|No.. You cannot has natsu-mikan|
There it hangs, looking like a big orange or grapefruit, ripe on the tree in the small yard of many Japanese houses. Sometimes the ground is littered with them. You would think you could pick a few up, take them home and have them for breakfast, but that would be a mistake.
First, they are a bit more bitter than grapefruit, and not quite as soft inside. Also, Japanese law and custom takes a dim view of "gleaning" fallen fruit, even when it has rolled out onto the sidewalk. I have been staring at Yuzu, treed and fallen for 7 years of visits and never have had to guts to snag one.

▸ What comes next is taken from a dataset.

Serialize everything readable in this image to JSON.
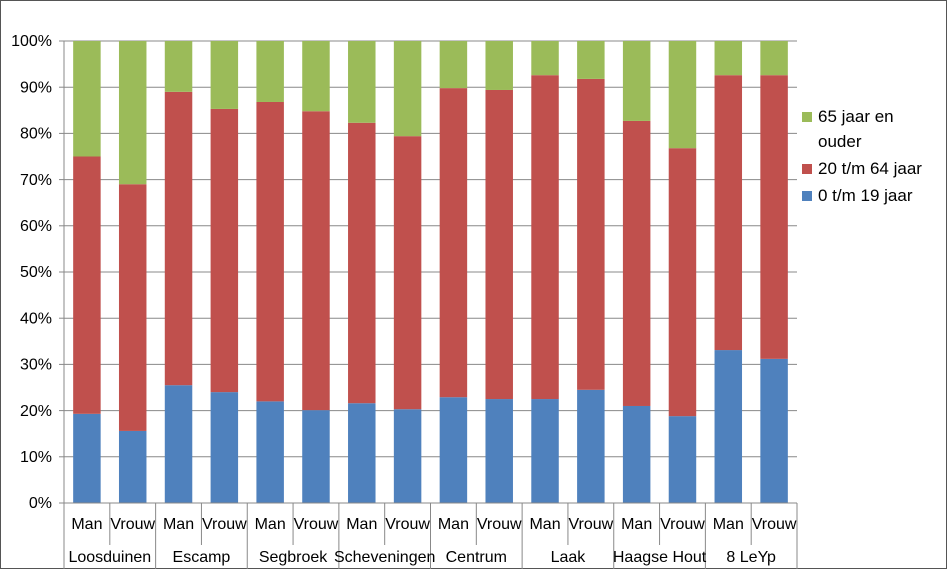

The first step to perdition was at a park full of plum trees in full bloom. "Please do not pick the plums, we harvest them" read the signs. But there was nothing about a low-hanging Yuzu on the one lone tree in the middle of the park's plateau picnic area. Amazing how a walking stick extends one's reach. One swipe with the stick and the Yuzu is mine.

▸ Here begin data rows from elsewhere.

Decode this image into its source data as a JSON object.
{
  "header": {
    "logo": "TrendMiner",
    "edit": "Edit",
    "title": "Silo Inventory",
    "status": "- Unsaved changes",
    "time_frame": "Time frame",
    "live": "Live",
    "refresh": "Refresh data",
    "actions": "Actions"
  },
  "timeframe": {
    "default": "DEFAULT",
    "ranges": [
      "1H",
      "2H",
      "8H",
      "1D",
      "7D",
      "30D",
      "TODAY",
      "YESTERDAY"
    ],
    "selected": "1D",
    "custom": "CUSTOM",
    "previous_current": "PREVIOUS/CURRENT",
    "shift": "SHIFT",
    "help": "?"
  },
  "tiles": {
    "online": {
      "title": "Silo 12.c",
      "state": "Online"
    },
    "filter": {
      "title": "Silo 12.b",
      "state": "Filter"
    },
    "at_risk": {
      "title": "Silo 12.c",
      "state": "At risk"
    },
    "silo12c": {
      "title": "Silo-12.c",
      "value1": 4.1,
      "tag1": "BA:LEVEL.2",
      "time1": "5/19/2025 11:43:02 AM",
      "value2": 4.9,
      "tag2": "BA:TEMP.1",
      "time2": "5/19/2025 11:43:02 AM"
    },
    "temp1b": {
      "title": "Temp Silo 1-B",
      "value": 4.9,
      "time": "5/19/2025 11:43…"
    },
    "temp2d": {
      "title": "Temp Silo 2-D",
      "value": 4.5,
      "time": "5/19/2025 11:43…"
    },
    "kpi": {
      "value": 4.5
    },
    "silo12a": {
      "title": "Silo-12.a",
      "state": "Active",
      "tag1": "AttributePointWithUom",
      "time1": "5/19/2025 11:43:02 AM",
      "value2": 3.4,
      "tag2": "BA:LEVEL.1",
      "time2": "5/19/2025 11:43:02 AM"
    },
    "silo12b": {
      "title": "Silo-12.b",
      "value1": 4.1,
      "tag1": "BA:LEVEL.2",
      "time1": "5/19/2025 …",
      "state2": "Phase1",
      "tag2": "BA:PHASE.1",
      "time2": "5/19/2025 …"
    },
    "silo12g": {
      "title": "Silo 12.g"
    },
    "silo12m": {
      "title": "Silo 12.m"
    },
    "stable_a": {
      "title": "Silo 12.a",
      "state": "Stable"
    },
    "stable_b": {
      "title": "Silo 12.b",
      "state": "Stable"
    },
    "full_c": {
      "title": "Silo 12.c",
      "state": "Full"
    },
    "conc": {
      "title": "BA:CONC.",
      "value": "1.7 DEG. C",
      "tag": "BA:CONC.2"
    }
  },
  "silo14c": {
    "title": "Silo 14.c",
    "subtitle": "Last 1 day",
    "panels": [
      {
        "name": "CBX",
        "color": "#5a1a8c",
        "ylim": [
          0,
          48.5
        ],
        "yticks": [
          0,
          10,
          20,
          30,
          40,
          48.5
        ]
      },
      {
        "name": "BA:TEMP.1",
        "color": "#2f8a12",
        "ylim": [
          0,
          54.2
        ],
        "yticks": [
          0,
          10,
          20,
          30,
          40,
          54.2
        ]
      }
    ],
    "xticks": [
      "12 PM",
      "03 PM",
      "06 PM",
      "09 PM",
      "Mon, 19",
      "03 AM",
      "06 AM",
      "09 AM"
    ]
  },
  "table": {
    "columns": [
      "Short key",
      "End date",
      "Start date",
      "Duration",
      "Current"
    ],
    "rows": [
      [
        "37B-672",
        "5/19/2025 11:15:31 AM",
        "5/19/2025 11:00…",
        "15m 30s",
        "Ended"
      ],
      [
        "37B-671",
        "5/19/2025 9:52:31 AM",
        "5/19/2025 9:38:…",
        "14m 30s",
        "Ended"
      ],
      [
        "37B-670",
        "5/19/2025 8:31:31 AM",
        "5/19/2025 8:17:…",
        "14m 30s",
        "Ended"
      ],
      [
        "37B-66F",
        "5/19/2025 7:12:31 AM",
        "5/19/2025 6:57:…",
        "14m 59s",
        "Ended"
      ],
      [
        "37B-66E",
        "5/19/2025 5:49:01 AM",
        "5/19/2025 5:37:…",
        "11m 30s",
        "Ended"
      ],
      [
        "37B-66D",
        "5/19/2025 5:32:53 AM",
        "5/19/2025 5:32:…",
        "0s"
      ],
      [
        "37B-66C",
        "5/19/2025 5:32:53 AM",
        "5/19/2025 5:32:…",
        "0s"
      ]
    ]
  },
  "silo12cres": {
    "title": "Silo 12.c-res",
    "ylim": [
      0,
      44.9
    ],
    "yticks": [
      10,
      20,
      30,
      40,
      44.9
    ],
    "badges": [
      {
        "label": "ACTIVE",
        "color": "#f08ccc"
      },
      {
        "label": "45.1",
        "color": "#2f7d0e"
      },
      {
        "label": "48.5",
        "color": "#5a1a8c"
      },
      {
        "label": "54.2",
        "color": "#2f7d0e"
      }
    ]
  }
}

Once home, we peeled it and tried it. Fairly grapefruit-like, but with a lot more tough rind inside.
(I wonder what the difference between tart and bitter is?)

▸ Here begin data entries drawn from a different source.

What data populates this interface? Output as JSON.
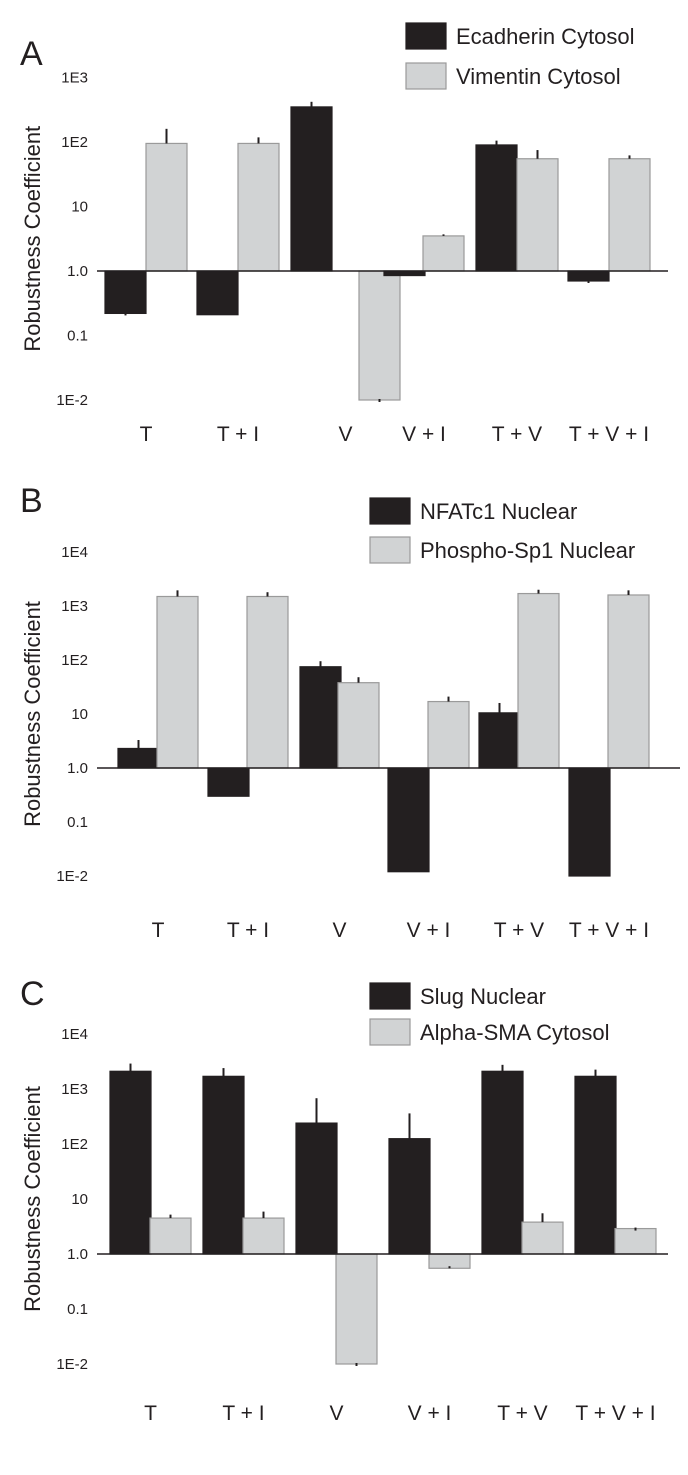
{
  "chart_data": [
    {
      "type": "bar",
      "panel": "A",
      "ylabel": "Robustness Coefficient",
      "yscale": "log",
      "baseline": 1.0,
      "ylim": [
        0.01,
        1000
      ],
      "yticks": [
        {
          "value": 1000,
          "label": "1E3"
        },
        {
          "value": 100,
          "label": "1E2"
        },
        {
          "value": 10,
          "label": "10"
        },
        {
          "value": 1,
          "label": "1.0"
        },
        {
          "value": 0.1,
          "label": "0.1"
        },
        {
          "value": 0.01,
          "label": "1E-2"
        }
      ],
      "categories": [
        "T",
        "T + I",
        "V",
        "V + I",
        "T + V",
        "T + V + I"
      ],
      "legend_position": "top-right",
      "series": [
        {
          "name": "Ecadherin Cytosol",
          "color": "#231f20",
          "values": [
            0.22,
            0.21,
            350,
            0.85,
            90,
            0.7
          ],
          "errors": [
            0.22,
            0.24,
            420,
            0.9,
            105,
            0.7
          ]
        },
        {
          "name": "Vimentin Cytosol",
          "color": "#d1d3d4",
          "values": [
            95,
            95,
            0.01,
            3.5,
            55,
            55
          ],
          "errors": [
            160,
            118,
            0.01,
            3.7,
            75,
            62
          ]
        }
      ]
    },
    {
      "type": "bar",
      "panel": "B",
      "ylabel": "Robustness Coefficient",
      "yscale": "log",
      "baseline": 1.0,
      "ylim": [
        0.01,
        10000
      ],
      "yticks": [
        {
          "value": 10000,
          "label": "1E4"
        },
        {
          "value": 1000,
          "label": "1E3"
        },
        {
          "value": 100,
          "label": "1E2"
        },
        {
          "value": 10,
          "label": "10"
        },
        {
          "value": 1,
          "label": "1.0"
        },
        {
          "value": 0.1,
          "label": "0.1"
        },
        {
          "value": 0.01,
          "label": "1E-2"
        }
      ],
      "categories": [
        "T",
        "T + I",
        "V",
        "V + I",
        "T + V",
        "T + V + I"
      ],
      "legend_position": "top-right",
      "series": [
        {
          "name": "NFATc1 Nuclear",
          "color": "#231f20",
          "values": [
            2.3,
            0.3,
            75,
            0.012,
            10.5,
            0.01
          ],
          "errors": [
            3.3,
            0.35,
            95,
            0.02,
            16,
            0.018
          ]
        },
        {
          "name": "Phospho-Sp1 Nuclear",
          "color": "#d1d3d4",
          "values": [
            1500,
            1500,
            38,
            17,
            1700,
            1600
          ],
          "errors": [
            1950,
            1800,
            48,
            21,
            2000,
            1950
          ]
        }
      ]
    },
    {
      "type": "bar",
      "panel": "C",
      "ylabel": "Robustness Coefficient",
      "yscale": "log",
      "baseline": 1.0,
      "ylim": [
        0.01,
        10000
      ],
      "yticks": [
        {
          "value": 10000,
          "label": "1E4"
        },
        {
          "value": 1000,
          "label": "1E3"
        },
        {
          "value": 100,
          "label": "1E2"
        },
        {
          "value": 10,
          "label": "10"
        },
        {
          "value": 1,
          "label": "1.0"
        },
        {
          "value": 0.1,
          "label": "0.1"
        },
        {
          "value": 0.01,
          "label": "1E-2"
        }
      ],
      "categories": [
        "T",
        "T + I",
        "V",
        "V + I",
        "T + V",
        "T + V + I"
      ],
      "legend_position": "top-right",
      "series": [
        {
          "name": "Slug Nuclear",
          "color": "#231f20",
          "values": [
            2100,
            1700,
            240,
            125,
            2100,
            1700
          ],
          "errors": [
            2900,
            2400,
            680,
            360,
            2750,
            2250
          ]
        },
        {
          "name": "Alpha-SMA Cytosol",
          "color": "#d1d3d4",
          "values": [
            4.5,
            4.5,
            0.01,
            0.55,
            3.8,
            2.9
          ],
          "errors": [
            5.2,
            5.9,
            0.01,
            0.6,
            5.5,
            2.9
          ]
        }
      ]
    }
  ]
}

A few days later, the waves at the beach are high, the wind fierce, the sun bright in the sky, the surfers out enjoying the ride and I am out walking on the beach. There in front of me on the sand is a Yuzu. A beach Yuzu! Umi-Yuzu
Obviously fallen into the ocean and washed up.
It is in perfect shape; no bruises, holes, mushy bits or whatever.
This Yuzu is a legal find. Beach gleaning is a culturally accepted practice hereabouts; I have seen office ladies in inappropriate heels scooping up wakame seaweed along the water's edge, so into the back-sack goes the Yuzu.
To be followed by 4 or 5 more.
Now comes the fun.
My friend relates that the Yuzu used to be used exclusively for seasoning as a dressing with soy sauce. Later they were used for marmalade and jam-making. Can I whomp up a passable Yuzu marmalade?
|All your natsu-mikan are belong to us!|
The interwebs are full of grapefruit marmalade recipes; most involve scraping, peeling, zesting, boiling, straining , cheese-clothing and much more kitchen stuff that can go wrong and waste time. Fortunately there were also a few microwave recipes on-line.
The secret to manly cooking is to take the easiest bits of each recipe and combine them, so as to do the whole thing as easy as possible. And use free raw materials, so that if it fouls up you can jettison the ensuing compost.
This time I got lucky.
Take 3-4 beach Yuzu, wash the skins to get the sand and salt off them.
Cut them up into slices, chunks, bits. Do not remove anything.
Plop the bits into a big enough microwave-safe bowl, cover with plastic wrap and nuke for 20 minutes.
Remove from gamma ray forge, puree with stick-blender thing. Add a few ounces of boiling water to make the puree-ing easier.
Do not splash hot glop on you! It sticks and will burn clean to the bone! No wait, that's napalm, but the glop looks almost as dangerous.
Add sugar to taste - appx. 1/3 to 1/2 volume of Yuzu glop will work fine.
Puree again with stick-blender.
Clean off the stick blender, re-cover with saran wrap and nuke again for 15-20 minutes.
Spoon into jars, nuke the jars (minus metal lids) with glop for 2-3 minutes, remove; screw on the lids; turn the jars over so that the white-hot glop sears the inside of the lid and any germoids there adhering.
Let cool, enjoy the un-jarred remains on toast.
Take that Marks & Spencer's
Yup, I can see why it was a tradition to have one in every yard. the compote/ marmalade/ glop is yummy. Very sweet and sour, sweet and tart, citrus-sy.
Bonus round: A trick from Korea is to mix a spoonful of sweet jam with hot water, as a soothing drink. Add a shot of white rum. Now I can kick back - wait! I have to clean up the mess in the kitchen!